Il mito presenta alcune caratteristiche peculiari:

- ignora spazio e tempo;

- annulla le differenze tra mondo sensibile e invisibile;

- propone una situazione originaria caratterizzata dall'unità tra cose e persone (il mondo viene rappresentato come il risultato di un processo di separazioni e allontanamenti).


 

Questa rottura dell'equilibrio originario è spesso raffigurata come il frutto dell'azione di un personaggio particolare.

Nella lettura antropologica prende il nome di trickster ("imbroglione"). Incorpora caratteri opposti e contraddittori e si presenta sotto forma di animale dai tratti umani.
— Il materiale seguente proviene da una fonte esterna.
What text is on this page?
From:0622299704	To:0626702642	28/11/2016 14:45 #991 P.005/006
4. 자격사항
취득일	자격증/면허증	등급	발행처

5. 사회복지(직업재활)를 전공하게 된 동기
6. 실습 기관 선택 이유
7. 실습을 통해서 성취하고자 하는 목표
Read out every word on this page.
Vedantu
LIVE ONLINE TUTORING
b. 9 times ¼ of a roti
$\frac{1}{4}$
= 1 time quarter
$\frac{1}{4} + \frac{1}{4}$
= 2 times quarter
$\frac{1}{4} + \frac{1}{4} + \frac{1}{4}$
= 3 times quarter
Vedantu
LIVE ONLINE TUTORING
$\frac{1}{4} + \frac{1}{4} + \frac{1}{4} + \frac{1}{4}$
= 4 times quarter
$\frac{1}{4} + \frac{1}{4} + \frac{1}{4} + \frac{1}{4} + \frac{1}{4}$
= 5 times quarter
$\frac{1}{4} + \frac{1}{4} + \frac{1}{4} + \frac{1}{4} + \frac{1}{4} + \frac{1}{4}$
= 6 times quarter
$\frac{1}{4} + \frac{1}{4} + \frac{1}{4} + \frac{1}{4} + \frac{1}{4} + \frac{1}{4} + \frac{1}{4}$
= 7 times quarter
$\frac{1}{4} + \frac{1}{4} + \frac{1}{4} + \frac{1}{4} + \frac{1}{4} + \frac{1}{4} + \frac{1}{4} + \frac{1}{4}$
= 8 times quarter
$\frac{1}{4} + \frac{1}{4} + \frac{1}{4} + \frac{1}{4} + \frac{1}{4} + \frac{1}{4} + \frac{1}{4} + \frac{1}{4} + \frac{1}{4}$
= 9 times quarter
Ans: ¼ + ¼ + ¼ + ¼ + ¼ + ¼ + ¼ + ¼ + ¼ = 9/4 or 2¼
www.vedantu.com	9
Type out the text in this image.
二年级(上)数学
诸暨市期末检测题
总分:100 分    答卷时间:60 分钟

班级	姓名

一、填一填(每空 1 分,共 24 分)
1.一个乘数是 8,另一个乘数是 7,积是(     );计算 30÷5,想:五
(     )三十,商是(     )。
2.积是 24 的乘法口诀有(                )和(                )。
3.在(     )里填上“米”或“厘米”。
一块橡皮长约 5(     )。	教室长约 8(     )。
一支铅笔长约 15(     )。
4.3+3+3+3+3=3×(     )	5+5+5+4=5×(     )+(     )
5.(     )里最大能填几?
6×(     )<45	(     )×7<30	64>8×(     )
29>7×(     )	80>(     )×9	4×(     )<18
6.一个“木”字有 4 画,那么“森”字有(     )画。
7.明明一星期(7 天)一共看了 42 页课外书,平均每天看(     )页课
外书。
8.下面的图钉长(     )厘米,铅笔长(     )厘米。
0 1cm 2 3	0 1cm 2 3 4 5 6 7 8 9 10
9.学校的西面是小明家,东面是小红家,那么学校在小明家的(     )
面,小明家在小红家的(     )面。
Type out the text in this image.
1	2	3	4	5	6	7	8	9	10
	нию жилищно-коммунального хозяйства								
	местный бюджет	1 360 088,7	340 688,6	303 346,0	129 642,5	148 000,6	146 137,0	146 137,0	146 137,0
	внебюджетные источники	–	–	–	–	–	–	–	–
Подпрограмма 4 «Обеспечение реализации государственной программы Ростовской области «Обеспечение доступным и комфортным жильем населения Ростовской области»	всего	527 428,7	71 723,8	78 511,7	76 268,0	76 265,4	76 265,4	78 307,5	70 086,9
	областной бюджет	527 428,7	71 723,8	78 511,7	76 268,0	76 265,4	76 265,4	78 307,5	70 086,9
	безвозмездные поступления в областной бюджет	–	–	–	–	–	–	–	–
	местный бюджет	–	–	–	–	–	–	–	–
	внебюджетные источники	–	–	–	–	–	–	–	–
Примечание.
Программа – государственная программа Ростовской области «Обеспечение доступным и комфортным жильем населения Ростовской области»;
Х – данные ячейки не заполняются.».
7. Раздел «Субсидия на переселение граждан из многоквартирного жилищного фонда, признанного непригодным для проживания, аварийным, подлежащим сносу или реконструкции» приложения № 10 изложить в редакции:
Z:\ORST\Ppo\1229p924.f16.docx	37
Con i suoi comportamenti immorali il trickster plasma la realtà così come gli uomini la conoscono.


In linea generale, il mito tende a produrre una antropomorfizzazione della natura: attribuisce caratteristiche fondamentalmente umane ad animali, piante e cose.


Le funzioni del mito sono molte: spiegare le origini del mondo, giustificare le condizioni sociali, fissare certi comportamenti.



Claude Lévi Strauss diede una diversa interpretazione del mito: come un'attività speculativa, senza prendere in considerazione i legami che il racconto mitico può avere con la vita sociale e culturale di una popolazione.

Analizza il mito in termini di "strutture", come un'unità formalmente scomponibile in unità minime, in mitemi (ciascuno dei nuclei narrativi che si possono evidenziare all'interno del mito).

Prende quindi significati diversi in base alle culture e ai mitemi che si trova affianco.

 

Per Lévi Strauss il racconto mitico è un ambito speculativo in cui il pensiero umano non soffre le costrizioni della realtà materiale e sociale, essendo libero di pensare ciò che non può esistere realmente. 

In questo modo ha la funzione di conciliare gli aspetti contraddittori dell'esistenza umana e del mondo naturale che non possono essere mediati da alcuna forma di pensiero razionale.

Le mediazioni non sono dirette, ma si presentano sotto forma di personaggi, azioni o contesti. Il pensiero mitico appare come libero, elabora e intreccia i simboli. Il mito è allora il prodotto di un "pensiero che pensa se stesso".